President Barack Obama greets former astronaut Sally Ride after speaking on the expansion of his 'Educate to Innovate' initiative on September 16, 2010 in Washington, DC.



Sally Ride, the first American woman in space, died today after a 17-month battle with pancreatic cancer. She was 61.

In 1983 Ride blasted into space – and the history books – aboard the Challenger.

According to a statement issued by Sally Ride Science, the company Ride started to provide school programs, classroom materials and training to science teachers, the physicist died peacefully in La Jolla, California, earlier today.

Ride is survived by her partner of 27 years, Tam OShaughnessy, her mother, sister and other family.

“Sally lived her life to the fullest, with boundless energy, curiosity, intelligence, passion, joy, and love. Her integrity was absolute; her spirit was immeasurable; her approach to life was fearless,” the statement said.

“She had the rare ability to understand the essence of things and to inspire those around her to join her pursuits.”

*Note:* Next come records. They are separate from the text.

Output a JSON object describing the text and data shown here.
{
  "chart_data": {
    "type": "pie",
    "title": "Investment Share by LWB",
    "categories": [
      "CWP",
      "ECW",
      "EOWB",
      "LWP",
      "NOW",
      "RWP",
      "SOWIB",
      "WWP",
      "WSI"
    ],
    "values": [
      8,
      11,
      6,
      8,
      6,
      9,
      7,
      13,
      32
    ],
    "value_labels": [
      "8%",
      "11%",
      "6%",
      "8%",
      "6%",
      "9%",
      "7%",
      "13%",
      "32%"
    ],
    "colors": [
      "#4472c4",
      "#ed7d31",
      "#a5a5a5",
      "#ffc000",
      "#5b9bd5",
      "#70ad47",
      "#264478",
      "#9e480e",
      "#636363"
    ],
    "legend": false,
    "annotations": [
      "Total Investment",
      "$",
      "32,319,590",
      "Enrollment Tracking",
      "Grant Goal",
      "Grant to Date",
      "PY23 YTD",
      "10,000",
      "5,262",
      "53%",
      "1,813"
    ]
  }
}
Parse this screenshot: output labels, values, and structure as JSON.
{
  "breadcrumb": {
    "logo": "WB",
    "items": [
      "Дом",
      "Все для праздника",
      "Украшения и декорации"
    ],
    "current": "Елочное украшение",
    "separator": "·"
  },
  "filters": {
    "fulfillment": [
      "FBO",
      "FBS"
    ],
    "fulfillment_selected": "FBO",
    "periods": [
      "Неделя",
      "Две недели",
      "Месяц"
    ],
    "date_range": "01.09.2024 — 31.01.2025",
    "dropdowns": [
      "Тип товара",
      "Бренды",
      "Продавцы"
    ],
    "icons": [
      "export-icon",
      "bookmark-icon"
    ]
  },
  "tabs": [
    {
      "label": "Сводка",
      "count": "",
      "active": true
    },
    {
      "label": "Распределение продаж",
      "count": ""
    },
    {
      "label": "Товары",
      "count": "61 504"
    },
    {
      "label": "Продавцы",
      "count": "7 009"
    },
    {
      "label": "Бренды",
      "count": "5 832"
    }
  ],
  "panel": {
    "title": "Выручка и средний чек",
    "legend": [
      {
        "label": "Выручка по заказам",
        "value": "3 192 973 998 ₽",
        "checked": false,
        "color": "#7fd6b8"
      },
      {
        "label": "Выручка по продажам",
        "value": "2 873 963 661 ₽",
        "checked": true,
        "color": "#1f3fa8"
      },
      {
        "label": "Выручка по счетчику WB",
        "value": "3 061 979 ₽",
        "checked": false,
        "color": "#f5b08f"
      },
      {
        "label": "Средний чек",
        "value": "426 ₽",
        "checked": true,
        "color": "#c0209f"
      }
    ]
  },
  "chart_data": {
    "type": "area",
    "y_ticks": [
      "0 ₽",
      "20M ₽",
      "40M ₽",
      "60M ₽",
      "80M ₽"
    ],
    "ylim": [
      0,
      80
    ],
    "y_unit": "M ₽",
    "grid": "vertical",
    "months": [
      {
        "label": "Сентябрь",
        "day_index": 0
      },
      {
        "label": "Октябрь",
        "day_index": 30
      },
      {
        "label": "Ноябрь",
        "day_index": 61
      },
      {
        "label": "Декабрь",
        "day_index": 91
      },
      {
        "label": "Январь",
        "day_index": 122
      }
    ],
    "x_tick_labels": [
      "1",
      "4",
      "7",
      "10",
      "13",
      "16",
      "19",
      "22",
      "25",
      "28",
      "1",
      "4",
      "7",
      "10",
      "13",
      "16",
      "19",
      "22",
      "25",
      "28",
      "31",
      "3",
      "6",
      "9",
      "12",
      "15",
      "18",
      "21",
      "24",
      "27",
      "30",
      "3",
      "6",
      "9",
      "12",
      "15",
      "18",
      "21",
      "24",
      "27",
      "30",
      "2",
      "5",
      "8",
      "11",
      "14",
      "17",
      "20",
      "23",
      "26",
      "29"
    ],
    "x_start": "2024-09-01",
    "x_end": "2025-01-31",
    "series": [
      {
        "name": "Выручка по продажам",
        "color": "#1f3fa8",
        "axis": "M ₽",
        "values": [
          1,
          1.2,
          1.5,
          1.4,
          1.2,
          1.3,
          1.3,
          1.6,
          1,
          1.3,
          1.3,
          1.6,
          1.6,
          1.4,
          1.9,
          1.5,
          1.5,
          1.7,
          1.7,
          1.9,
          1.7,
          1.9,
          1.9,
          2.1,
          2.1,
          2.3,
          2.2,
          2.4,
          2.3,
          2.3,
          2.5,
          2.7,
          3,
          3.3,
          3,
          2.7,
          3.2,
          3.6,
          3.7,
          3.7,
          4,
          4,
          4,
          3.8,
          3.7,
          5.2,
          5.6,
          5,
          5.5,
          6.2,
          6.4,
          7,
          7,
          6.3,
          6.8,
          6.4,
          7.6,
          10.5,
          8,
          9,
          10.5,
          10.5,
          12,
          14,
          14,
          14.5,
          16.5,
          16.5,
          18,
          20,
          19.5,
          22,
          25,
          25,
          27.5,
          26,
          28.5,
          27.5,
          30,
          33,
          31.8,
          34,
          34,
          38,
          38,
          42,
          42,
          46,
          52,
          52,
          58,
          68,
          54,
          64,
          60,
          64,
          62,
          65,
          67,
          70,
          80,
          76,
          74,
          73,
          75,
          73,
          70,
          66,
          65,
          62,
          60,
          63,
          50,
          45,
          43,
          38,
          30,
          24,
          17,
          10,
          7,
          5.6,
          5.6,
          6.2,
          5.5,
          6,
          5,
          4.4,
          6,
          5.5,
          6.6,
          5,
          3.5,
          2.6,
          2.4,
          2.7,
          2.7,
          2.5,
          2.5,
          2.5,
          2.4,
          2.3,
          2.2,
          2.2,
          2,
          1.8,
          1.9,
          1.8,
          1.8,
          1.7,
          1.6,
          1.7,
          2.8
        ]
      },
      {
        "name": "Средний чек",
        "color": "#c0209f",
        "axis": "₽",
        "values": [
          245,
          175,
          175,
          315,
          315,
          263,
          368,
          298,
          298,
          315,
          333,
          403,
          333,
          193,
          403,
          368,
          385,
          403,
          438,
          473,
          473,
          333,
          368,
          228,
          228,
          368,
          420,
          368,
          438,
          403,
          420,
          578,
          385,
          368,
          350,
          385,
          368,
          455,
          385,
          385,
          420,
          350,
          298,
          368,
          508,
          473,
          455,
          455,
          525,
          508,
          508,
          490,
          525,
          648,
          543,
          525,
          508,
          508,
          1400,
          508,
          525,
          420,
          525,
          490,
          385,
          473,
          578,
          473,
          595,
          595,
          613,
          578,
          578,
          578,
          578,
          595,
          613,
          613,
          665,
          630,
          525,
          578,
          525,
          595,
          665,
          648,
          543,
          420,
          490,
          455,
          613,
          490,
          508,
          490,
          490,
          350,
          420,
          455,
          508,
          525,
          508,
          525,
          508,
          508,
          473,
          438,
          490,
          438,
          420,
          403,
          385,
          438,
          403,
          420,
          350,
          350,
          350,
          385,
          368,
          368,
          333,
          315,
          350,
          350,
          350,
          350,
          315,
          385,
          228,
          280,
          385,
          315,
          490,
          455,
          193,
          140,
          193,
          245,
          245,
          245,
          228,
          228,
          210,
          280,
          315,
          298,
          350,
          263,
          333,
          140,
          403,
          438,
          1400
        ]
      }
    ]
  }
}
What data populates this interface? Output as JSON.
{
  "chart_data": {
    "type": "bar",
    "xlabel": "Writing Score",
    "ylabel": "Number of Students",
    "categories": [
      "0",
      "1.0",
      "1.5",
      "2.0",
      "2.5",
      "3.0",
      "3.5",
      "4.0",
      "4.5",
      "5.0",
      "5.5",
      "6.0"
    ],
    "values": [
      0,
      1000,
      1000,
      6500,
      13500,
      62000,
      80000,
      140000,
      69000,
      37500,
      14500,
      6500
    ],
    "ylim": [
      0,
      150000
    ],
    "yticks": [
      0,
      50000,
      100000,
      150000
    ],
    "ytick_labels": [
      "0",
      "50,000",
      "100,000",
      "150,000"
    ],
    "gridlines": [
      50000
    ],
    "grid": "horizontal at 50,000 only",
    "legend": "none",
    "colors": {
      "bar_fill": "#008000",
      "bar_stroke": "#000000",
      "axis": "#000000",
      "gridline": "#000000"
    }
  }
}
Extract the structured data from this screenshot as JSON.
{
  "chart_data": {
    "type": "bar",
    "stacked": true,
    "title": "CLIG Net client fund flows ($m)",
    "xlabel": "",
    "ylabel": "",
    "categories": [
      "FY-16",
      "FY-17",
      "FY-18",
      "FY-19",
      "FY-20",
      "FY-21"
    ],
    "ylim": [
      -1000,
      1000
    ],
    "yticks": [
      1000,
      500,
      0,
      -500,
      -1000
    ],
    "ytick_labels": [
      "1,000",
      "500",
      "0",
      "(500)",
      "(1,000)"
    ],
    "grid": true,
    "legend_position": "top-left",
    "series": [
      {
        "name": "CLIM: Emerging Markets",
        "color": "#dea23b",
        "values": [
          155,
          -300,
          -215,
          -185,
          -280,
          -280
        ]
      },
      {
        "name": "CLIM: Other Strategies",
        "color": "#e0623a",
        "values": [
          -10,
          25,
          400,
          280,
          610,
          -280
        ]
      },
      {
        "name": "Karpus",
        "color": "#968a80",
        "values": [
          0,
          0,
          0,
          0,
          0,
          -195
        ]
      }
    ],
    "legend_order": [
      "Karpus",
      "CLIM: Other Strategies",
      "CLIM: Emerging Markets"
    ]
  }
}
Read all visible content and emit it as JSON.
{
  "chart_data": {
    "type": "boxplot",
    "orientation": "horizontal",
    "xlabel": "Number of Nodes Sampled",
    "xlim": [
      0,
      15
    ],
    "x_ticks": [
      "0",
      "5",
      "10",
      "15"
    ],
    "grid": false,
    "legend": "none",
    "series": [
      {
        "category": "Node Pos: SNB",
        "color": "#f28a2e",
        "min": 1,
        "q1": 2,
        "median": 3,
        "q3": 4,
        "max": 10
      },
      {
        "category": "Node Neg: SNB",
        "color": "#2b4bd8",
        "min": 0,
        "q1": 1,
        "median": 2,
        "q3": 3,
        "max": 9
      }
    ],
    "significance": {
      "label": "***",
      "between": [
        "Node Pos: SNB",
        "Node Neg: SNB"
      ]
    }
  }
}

Ride, who had a Ph.D in physics and a degree in English, returned to space in 1984 and was supposed to join another mission but it was canceled after the Challenger disaster in 1986, NPR reported.

"Sally Ride broke barriers with grace and professionalism -- and literally changed the face of America's space program,” NASA Administrator Charles Bolden was quoted by CNN as saying.

"The nation has lost one of its finest leaders, teachers and explorers.”